É precisamente este sentido de comunidade que o papa Francisco tenciona promover, num país marcado pela história e onde a guerra intercomunitária deixou sequelas.

O papa vai a Sarajevo “para transmitir uma mensagem de paz, de reconciliação, de construção conjunta de um país” onde o “diálogo inter-religioso é essencial”, explicou na semana passada à imprensa o padre Federico Lombardi, porta-voz do Vaticano.

O momento alto da visita, que terá a duração de uma dezena de horas, será o encontro inter-religioso, na tarde de sábado. Francisco reunir-se-á com os representantes das religiões católica, ortodoxa, muçulmana e judaica.

Os muçulmanos são maioritários na Bósnia, onde representam cerca de 40 por cento da população. Seguem-se os ortodoxos sérvios, com 31 por cento, e os católicos, quase todos croatas, com 10 por cento. Os judeus são uma pequena minoria.

A minoria croata católica sente-se asfixiada no país dividido em dois pelos acordos de Dayton de 1995, que puseram fim a uma guerra (1992-95) que fez cerca de 100.000 mortos.
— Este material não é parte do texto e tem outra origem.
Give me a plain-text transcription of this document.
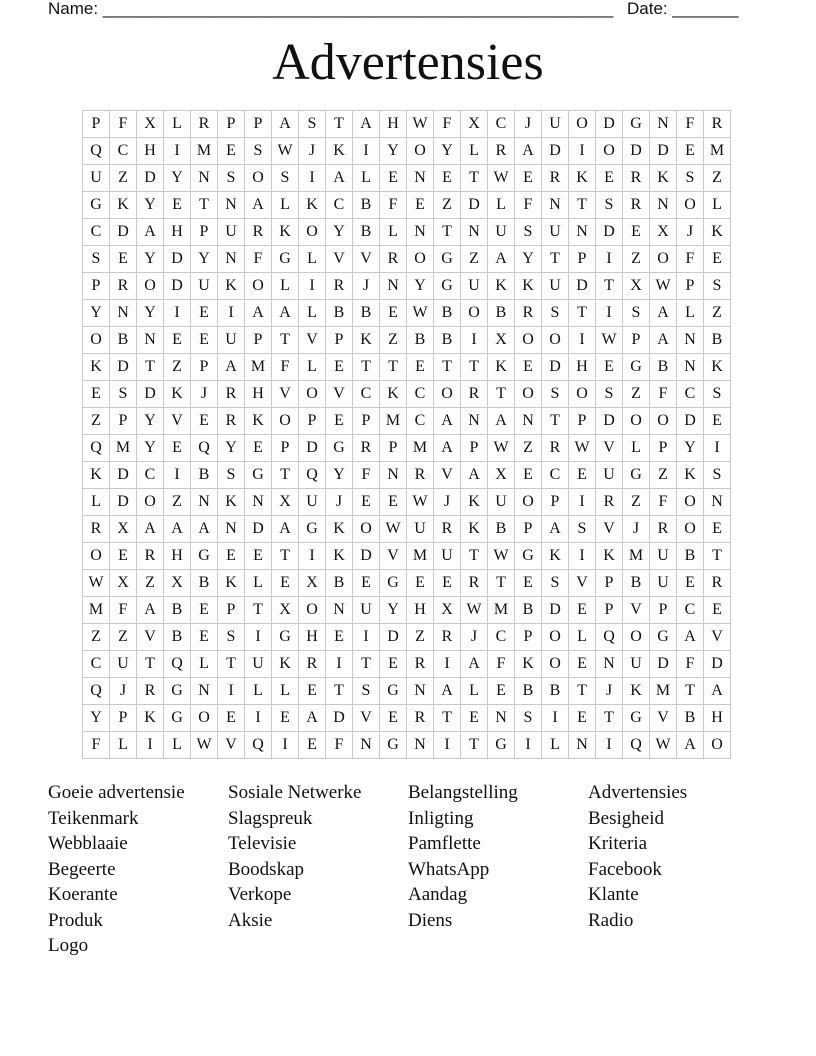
Name: ______________________________________________________ Date: _______
Advertensies
P	F	X	L	R	P	P	A	S	T	A H W F	X C	J	U O D G N	F	R
Q C H	I	M E	S W	J	K	I	Y O Y	L	R A D	I	O D D	E M
U	Z	D Y N	S	O	S	I	A	L	E	N	E	T W E	R K	E	R K	S	Z
G K Y	E	T	N A	L	K C	B	F	E	Z	D	L	F	N	T	S	R N O	L
C D A H	P	U R K O Y B	L	N	T	N U	S	U N D	E	X	J	K
S	E	Y D Y N	F	G	L	V V R O G	Z	A Y	T	P	I	Z	O	F	E
P	R O D U K O	L	I	R	J	N Y G U K K U D	T	X W P	S
Y N Y	I	E	I	A A	L	B	B	E W B O B	R	S	T	I	S	A	L	Z
O B N	E	E	U	P	T	V	P	K	Z	B	B	I	X O O	I	W P	A N B
K D	T	Z	P	A M F	L	E	T	T	E	T	T	K	E	D H	E	G B N K
E	S	D K	J	R H V O V C K C O R	T	O	S	O	S	Z	F	C	S
Z	P	Y V	E	R K O	P	E	P M C A N A N	T	P	D O O D	E
Q M Y	E	Q Y	E	P	D G R	P M A	P W Z	R W V	L	P	Y	I
K D C	I	B	S	G	T	Q Y	F	N R V A X	E	C	E	U G	Z	K	S
L	D O	Z	N K N X U	J	E	E W	J	K U O	P	I	R	Z	F	O N
R X A A A N D A G K O W U R K B	P	A	S	V	J	R O	E
O	E	R H G	E	E	T	I	K D V M U	T W G K	I	K M U B	T
W X	Z	X B K	L	E	X B	E	G	E	E	R	T	E	S	V	P	B U	E	R
M F	A B	E	P	T	X O N U Y H X W M B D	E	P	V	P	C	E
Z	Z	V B	E	S	I	G H	E	I	D	Z	R	J	C	P	O	L	Q O G A V
C U	T	Q	L	T	U K R	I	T	E	R	I	A	F	K O	E	N U D	F	D
Q	J	R G N	I	L	L	E	T	S	G N A	L	E	B	B	T	J	K M T	A
Y	P	K G O	E	I	E	A D V	E	R	T	E	N	S	I	E	T	G V B H
F	L	I	L W V Q	I	E	F	N G N	I	T	G	I	L	N	I	Q W A O
Goeie advertensie	Sosiale Netwerke	Belangstelling	Advertensies
Teikenmark	Slagspreuk	Inligting	Besigheid
Webblaaie	Televisie	Pamflette	Kriteria
Begeerte	Boodskap	WhatsApp	Facebook
Koerante	Verkope	Aandag	Klante
Produk	Aksie	Diens	Radio
Logo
Mas o papa tentará, todavia, encorajá-los a ficar, e a viver em conjunto, apesar dos cerca de 300.000 católicos (de 800.000 antes da guerra) que já abandonaram a Bósnia desde os anos 1990.

Uma missa “pela paz e pela justiça” realizar-se-á no estádio olímpico de Sarajevo, onde são esperadas mais de 65.000 pessoas.

Francisco ouvirá igualmente testemunhos da guerra, incluindo alguns muito dramáticos, como os de dois padres e uma freira, e também, durante a tarde, os de uma sérvia e de um católico croata, na visita a um centro de jovens.

Aí, o coro infantil de Srebrenica, cidade que se tornou um símbolo da tragédia que foi a guerra da Bósnia, cantará para o papa.

O coro “Superar”, composto por 40 meninos e meninas sérvios — cristãos ortodoxos e muçulmanos -, todos nascidos em Srebrenica, cantará no encontro com Francisco, num exemplo de tolerância e reconciliação, após o massacre ocorrido na cidade durante o conflito.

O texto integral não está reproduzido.